Can you believe it? A kid walks from Mabel's end of the building, all the way down the quarter-mile hall barefoot as a jaybird, and nobody notices! Excuse me. I also did not notice. I am not in the habit of checking feet every time the students enter my room. Have I mentioned that I hate feet? They are just nasty, unless they are attached to a baby under 6 months old. So I sent him barefootin' down the hall to get his shoes, which turned out to be flip-flops, which begs the question: How much more barefoot do you need to be than in flip-flops? Don't get all namby-pamby I'm OK you're OK bleeding heart liberal on me. Don't think that poor waif could not afford shoes. That kid has had other shoes since his Empty Sole experience. The flip-flops fit him. He had a nice pair of dress shoes at the Chore Concert the other night. It was just pig-headedness. No offense to pigs. Sweet Gummi Mary! What was he planning, to meet Li'l Abner and Daisy Mae out behind the dumpster to smoke a grapevine after school?

Then he decided that since he had forgotten to create an egg container, he would use one flip-flop and some Devil's bags for cushioning. My hopes that his shoe was longer than a foot were dashed upon measurement. You see, the limit on the containers was 12 x 12 x 12 inches, with the exception of floating parachutes. Empty Sole was blessed with small feet, and his flipper was 11 and 11/12 inches. Of course the thing flipped just right when shoved off the plank, and landed on the right end to absorb the shock. Too bad, so sad, though, that it was one of the heavier containers tested. Oh, and during the loading of the egg into the flip-flop, he snidely remarked, while looking right at me, "I have to make sure to wear my other flip-flop, so I don't get in trouble for being barefoot."

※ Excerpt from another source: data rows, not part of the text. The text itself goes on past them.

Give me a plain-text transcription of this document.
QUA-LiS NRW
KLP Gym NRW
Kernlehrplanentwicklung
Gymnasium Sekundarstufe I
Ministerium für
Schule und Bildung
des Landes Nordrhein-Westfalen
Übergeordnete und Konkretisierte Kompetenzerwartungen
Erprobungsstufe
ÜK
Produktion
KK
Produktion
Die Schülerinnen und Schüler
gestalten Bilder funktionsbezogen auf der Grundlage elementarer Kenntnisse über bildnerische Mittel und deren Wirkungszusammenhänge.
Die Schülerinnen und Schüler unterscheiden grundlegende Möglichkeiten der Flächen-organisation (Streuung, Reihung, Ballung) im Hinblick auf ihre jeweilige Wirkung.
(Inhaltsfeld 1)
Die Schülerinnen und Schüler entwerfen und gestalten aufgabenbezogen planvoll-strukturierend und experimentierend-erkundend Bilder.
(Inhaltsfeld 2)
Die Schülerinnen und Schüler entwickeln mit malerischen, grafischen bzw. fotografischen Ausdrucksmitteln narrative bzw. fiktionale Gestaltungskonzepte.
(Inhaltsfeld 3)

But that's not all. I have lunch duty this week. As I lifted my sandwich brought from home to avoid the dreaded 'Cook's Choice' week, I spied Empty Sole two tables away, barefoot again! Not for long, because he got up and hoofed it over to the soda machine room. I'd had enough. I went straight to Mr. Principal's office, informed him that Empty Sole had been warned by me first hour to wear shoes, as it was in the Dress Code, and he was flagrantly and fragrantly flaunting his toe jam all over the cafeteria. Mr. Principal must have as strong an aversion to feet as I do, because he made a beeline out of that office and into the cafeteria, as I trailed along exclaiming, "You have to see it to believe it."

Mr. Principal read Empty Sole the riot act, and it took a long time, because I think Empty Sole tried to reason his way out again, just before pulling his flip-flops out of his backpack, which did not go over well with Mr. Principal, who came to the faculty table and instructed us all to check out that kid's feet, and if they were bare, send him directly to the office. BRAVO!

Here's what I really wanted to say to Empty Sole. "Perhaps if you spent less time flicking pieces of your shoe into other people's mouths, you would have shoes to wear on your feet." But I thought that might be pushing the envelope, even though he DOES have at least three different pairs of shoes that I've seen, and I'd kind of like to hold onto my job right now.